4.1 Incompreensões em torno dos direitos humanos

Um primeiro problema na perspectiva da efetividade dos direitos humanos é a falta de


uma compreensão ampla e coletiva sobre esses direitos, o que leva, frequentemente, a
manifestações equivocadas e restritas sobre certas ações em prol de sua defesa ou efetivação.
Essas manifestações de críticas pontuais que são generalizadas aos “direitos humanos”, sem
um conhecimento de sua amplitude e de seus princípios, veiculadas através dos meios de
comunicação, especialmente em certos programas de rádio e de televisão, acabam
influenciando uma parcela também significativa da população, que muitas vezes, sem uma
capacidade de reflexão crítica, tende a reproduzir esses discursos equivocados.
No entanto, o problema se agrava ao constatarmos que mesmo entre aqueles que
militam em prol dos DH, através de grupos, entidades ou órgãos diversos, não se percebe uma
compreensão coletiva, ampliada e unificada, do conjunto desses direitos. O que parece poder
ser analisado pela amplitude e complexidade que os direitos humanos adquiriram nesse
processo de construção sócio-histórico, com forte envolvimento da sociedade organizada, mas
que levou à necessidade de atuação por áreas, cada uma com suas especificidades,
aumentando a complexidade dessa realidade.
A falta dessa compreensão ampla e unificada, que indica a não assimilação dos direitos
humanos como um projeto político de sociedade, pode ser evidenciada nos seminários e
conferências de DH em âmbito nacional, estadual e, até mesmo, local.
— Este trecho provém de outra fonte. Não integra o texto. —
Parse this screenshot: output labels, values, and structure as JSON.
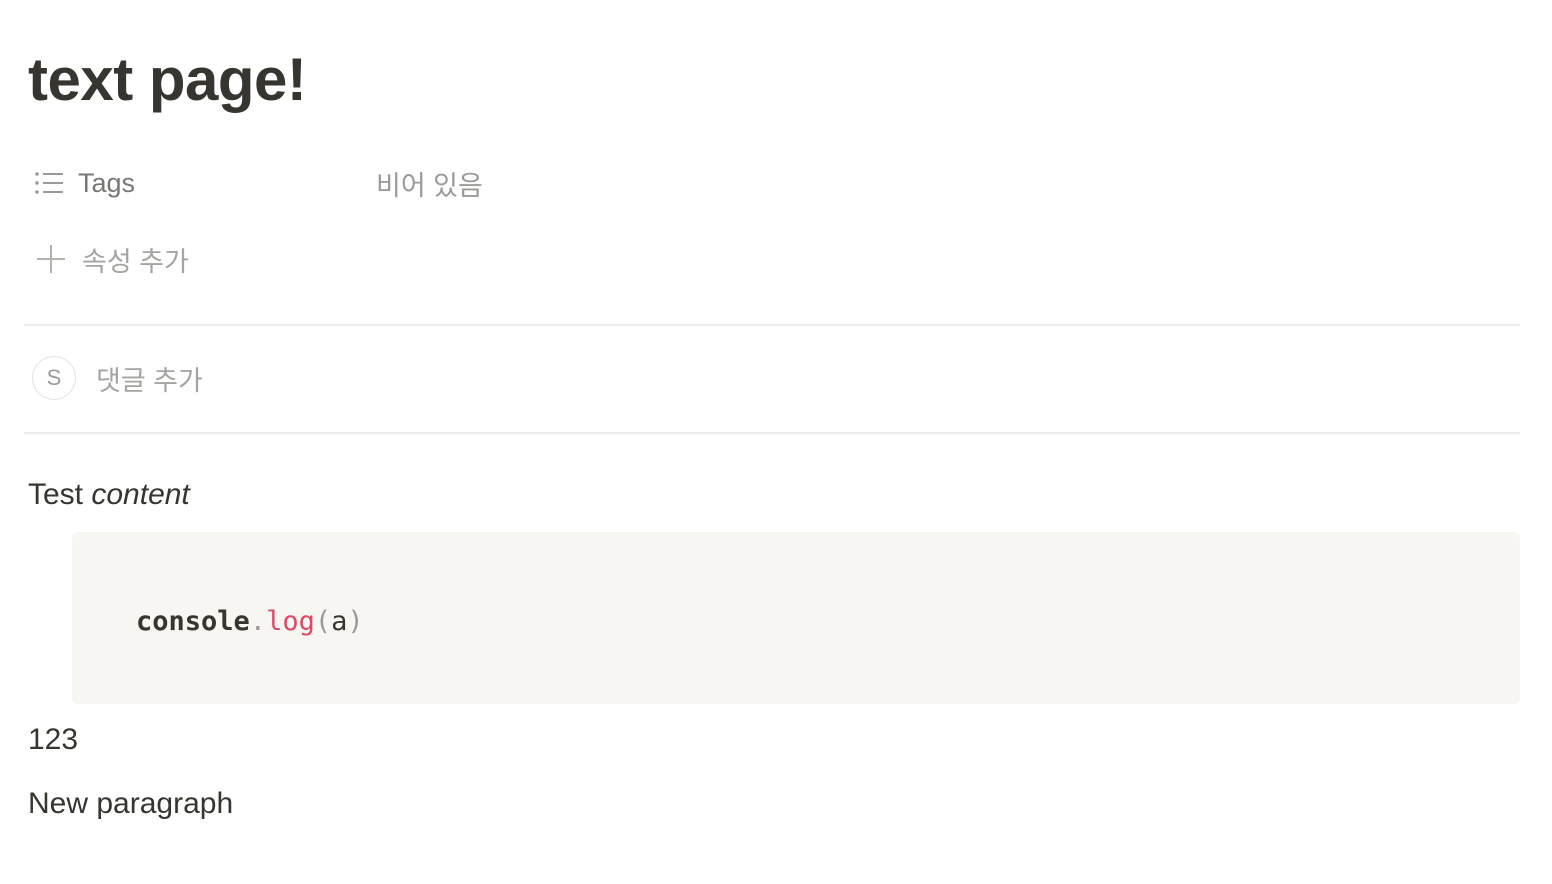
{
  "page": {
    "title": "text page!"
  },
  "properties": [
    {
      "icon": "list-icon",
      "name": "Tags",
      "value": "비어 있음"
    }
  ],
  "add_property": {
    "icon": "plus-icon",
    "label": "속성 추가"
  },
  "comments": {
    "avatar_initial": "S",
    "placeholder": "댓글 추가"
  },
  "content": {
    "paragraph1": {
      "plain": "Test ",
      "italic": "content"
    },
    "code": {
      "object": "console",
      "dot": ".",
      "method": "log",
      "open_paren": "(",
      "argument": "a",
      "close_paren": ")"
    },
    "paragraph2": "123",
    "paragraph3": "New paragraph"
  },
  "colors": {
    "text": "#37352f",
    "muted": "#787774",
    "placeholder": "#a5a4a1",
    "divider": "#ebebea",
    "code_bg": "#f7f6f3",
    "code_function": "#dd4a68"
  }
}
Por outro lado, esses
encontros evidenciam a disseminação das discussões em torno dos direitos humanos no
âmbito regional ou dos municípios, nas últimas décadas, tanto por setores governamentais
como não governamentais, o que tem favorecido a compreensão e a atuação em prol dos
direitos humanos, mesmo sem uma dimensão política integradora, mas de forma ainda parcial
e limitada.

3
As observações aqui apresentadas em torno da perspectiva da efetividade do projeto dos direitos humanos têm
como referência inicial a sociedade brasileira, mas pelo que conhecemos de outras realidades pelo mundo e pelos
estudos bibliográficos em torno destas, elas corresponderiam à grande maioria das realidades nacionais pelo
mundo, tendo com isso um caráter de universalidade, apesar das particularidades a serem consideradas.
Desta forma, este cenário de incompreensões em torno dos direitos humanos é reflexo
de realidades distintas. Ele integra, em primeiro lugar, essas compreensões manifestamente
equivocadas, que indicam significações sem uma correspondência mínima com a realidade
ampla dos direitos humanos, sendo, normalmente, concepções que se constroem tomando as
ações de grupos de direitos humanos sem considerá-las em seu conjunto. Ele integra,
igualmente, visões diferenciadas sobre os direitos humanos, privilegiando determinados
direitos em face de outros; o que seria reflexo de valores que integram o conjunto dos direitos
humanos, mas que seriam o resultado de concepções de mundo diferenciadas, ou das
ideologias dos projetos anteriormente analisados como do liberalismo e do socialismo. Neste
caso, não se trata tanto de concepções equivocadas, mas parciais sobre os direitos humanos.
Essas visões parciais, ao focarem sobre determinados direitos e valores, serão igualmente
obstáculos para uma compreensão e assimilação dos direitos humanos em sua integralidade e
complexidade, enquanto um projeto de sociedade amplo.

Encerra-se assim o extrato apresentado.